La justa aclamación guineana a España

No recuerdo, desde mis comienzos profesionales en las lides del periodismo, sucesos de más cumplida definición de sentimientos entre los nacionales de un territorio que fue dependiente de otro Estado ante los símbolos u otras formas de representación de éste, como lo acaba de ser el recibimiento ofrecido en Malabo, capital de Guinea Ecuatorial, a la llegada de la Selección Española de Fútbol para disputar un encuentro amistoso. No son corrientes ni fácilmente imaginables tan expresivas muestras de identificación y afecto como las allí deparadas a la que fue su última potencia colonial.

El contraste entre el debate habido en los medios nacionales por la inclusión de Guinea Ecuatorial en el ciclo africano de encuentros amistosos en la fase africana, previos a la celebración del Campeonato del Mundo; el alboroto político habido a propósito de los derechos humanos conculcados en la gestión de Teodoro Obiang, se ha venido a patentizar la mucha artificiosidad y la carencia de reflexión habidas , en este tipo de situaciones, sobre qué obsta y qué conviene a nuestros intereses nacionales.

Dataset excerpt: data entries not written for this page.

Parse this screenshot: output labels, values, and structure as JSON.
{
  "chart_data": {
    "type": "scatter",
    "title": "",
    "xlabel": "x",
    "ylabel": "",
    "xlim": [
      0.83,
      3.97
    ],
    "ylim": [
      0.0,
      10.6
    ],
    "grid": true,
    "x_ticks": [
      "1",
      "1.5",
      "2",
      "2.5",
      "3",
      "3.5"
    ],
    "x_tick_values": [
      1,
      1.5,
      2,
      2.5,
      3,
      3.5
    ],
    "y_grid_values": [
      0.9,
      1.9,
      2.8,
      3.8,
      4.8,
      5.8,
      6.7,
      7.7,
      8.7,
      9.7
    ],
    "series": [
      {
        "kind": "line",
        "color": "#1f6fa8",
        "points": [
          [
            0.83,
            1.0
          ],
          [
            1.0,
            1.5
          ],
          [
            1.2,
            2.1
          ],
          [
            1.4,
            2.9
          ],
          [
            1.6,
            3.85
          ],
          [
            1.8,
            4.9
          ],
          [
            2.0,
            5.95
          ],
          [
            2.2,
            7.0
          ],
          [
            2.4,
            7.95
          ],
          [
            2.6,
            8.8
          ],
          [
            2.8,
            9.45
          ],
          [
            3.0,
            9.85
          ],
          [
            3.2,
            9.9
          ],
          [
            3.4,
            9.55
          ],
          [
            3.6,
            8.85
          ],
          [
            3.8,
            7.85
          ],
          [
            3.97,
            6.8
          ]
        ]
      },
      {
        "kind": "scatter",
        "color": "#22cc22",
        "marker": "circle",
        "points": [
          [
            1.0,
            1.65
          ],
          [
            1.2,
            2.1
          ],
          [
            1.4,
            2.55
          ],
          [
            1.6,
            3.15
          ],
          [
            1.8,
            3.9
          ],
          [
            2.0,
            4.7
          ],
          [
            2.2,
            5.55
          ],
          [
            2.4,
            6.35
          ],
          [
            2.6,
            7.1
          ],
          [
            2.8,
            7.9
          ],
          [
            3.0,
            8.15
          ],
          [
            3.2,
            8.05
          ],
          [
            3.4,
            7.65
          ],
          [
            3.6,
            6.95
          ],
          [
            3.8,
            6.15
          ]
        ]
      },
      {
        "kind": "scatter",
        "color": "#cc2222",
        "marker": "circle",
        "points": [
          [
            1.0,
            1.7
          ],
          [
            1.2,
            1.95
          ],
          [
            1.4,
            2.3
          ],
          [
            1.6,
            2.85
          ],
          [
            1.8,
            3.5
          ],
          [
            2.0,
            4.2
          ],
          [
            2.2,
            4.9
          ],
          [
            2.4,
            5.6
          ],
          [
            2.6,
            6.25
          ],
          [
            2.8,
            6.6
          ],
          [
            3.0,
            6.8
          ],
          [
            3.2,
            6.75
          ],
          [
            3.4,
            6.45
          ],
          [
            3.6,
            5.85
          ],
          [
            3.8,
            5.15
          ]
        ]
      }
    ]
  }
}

A este respecto de los escrúpulos y las discriminaciones a propósito de la congruencia con los derechos humanos en el contexto de nuestra confraternidad con quienes fueron españoles hasta el fin de los años 60 del pasado siglo, mientras se mira a otra parte o se cierran los ojos cuando el contacto deportivo se sustancia con Estados que ignoran e incluso combaten tales derechos, como ocurrió con la participación en los Juegos de Pekín, o como será el marco qatarí de los próximos Mundiales de futbol. Ámbitos cuyos parámetros de libertades e igualdades, como en su tiempo lo fueron los soviéticos, nos son tan ajenos a los españoles como al conjunto del mundo occidental y democrático.

En esto de Guinea, al igual que en tantas cosas, la improvisación y la frivolidad, el desconocimiento y el sectarismo andan, asidos de la mano, bailando la torpeza y ejerciendo el daño no sólo contra nuestros propios intereses sino contra lo cierto y lo justo, lo mismo para el presente que para el pasado. Ingrediente de fondo en este desgraciado sino nacional pudiera ser el eco de fondo del desastre del 98, al que no fueron ajenos, en el siglo XIX, el declive biológico de la institución monárquica y los espantosos dislates de nuestra República Federal.

Mientras británicos y franceses permanecen de una u otra forma, incluso soberanamente, en América y en el “Lago Español” que fue el Océano Pacífico, nosotros, víctimas del tocomocho global, nos apresuramos a descolonizar lo propio para que los ingleses descolonizaran Gibraltar… Punto este sobre el que hubo sus más y sus menos, en el seno del régimen del General Franco, respecto a la descolonización de Guinea Ecuatorial, entre el ala liberal, abundando en la línea de Fernando María Castiella en Asuntos Exteriores, volcada en la primacía de la descolonización de Gibraltar, y el ala representativa del parecer del Almirante Carrero Blanco, remisa a cuanto pudiera suponer precipitación en la descolonización de Guinea Ecuatorial. Una diferencia de percepción entre uno y otro punto de vista que venía especialmente suscrita, entendida y apoyada por los respectivos intereses españoles del sector que agrupaba las explotaciones madereras frente al que, podría decirse, representaba la producción del cacao. Disonancia interna, entre el sector liberalizante y el ala “carrerista” del régimen; tendencias que pocos años después – ya con Guinea bajo la mano de Macías Nguema – chocarían a propósito del debate sobre el asociacionismo político, como fórmula puente desde el reformismo del régimen hacia la democracia plenaria.

Algo que no encontró su oportunidad hasta la muerte de Franco dos años después del asesinato del Almirante Carrero. Y luego de la reinstauración monárquica, a través de la Ley de la Reforma Política, como base de la legalidad puente entre la del franquismo y la Constitución de 1978.

Casi una década, aproximadamente, fue el tiempo que medió entre la independencia de Guinea Ecuatorial, que acaba de visitar nuestra Selección Nacional de Fútbol, y la llegada a España de la democracia política. Un plazo más corto podría bastar, metidos en la ensoñación, para que desde allí, vistas las aclamaciones del viernes en Malabo, con la normalización política plena, se suscitara un referéndum para la resintonización con España como Estado Libre Asociado… Que es lo que piden para sí algunos nacionalistas catalanes.

La visita a Guinea de nuestra Selección Nacional de Fútbol ha sido un acierto, esencialmente, por la afloración de afecto a España que ha permitido expresar a los guineanos.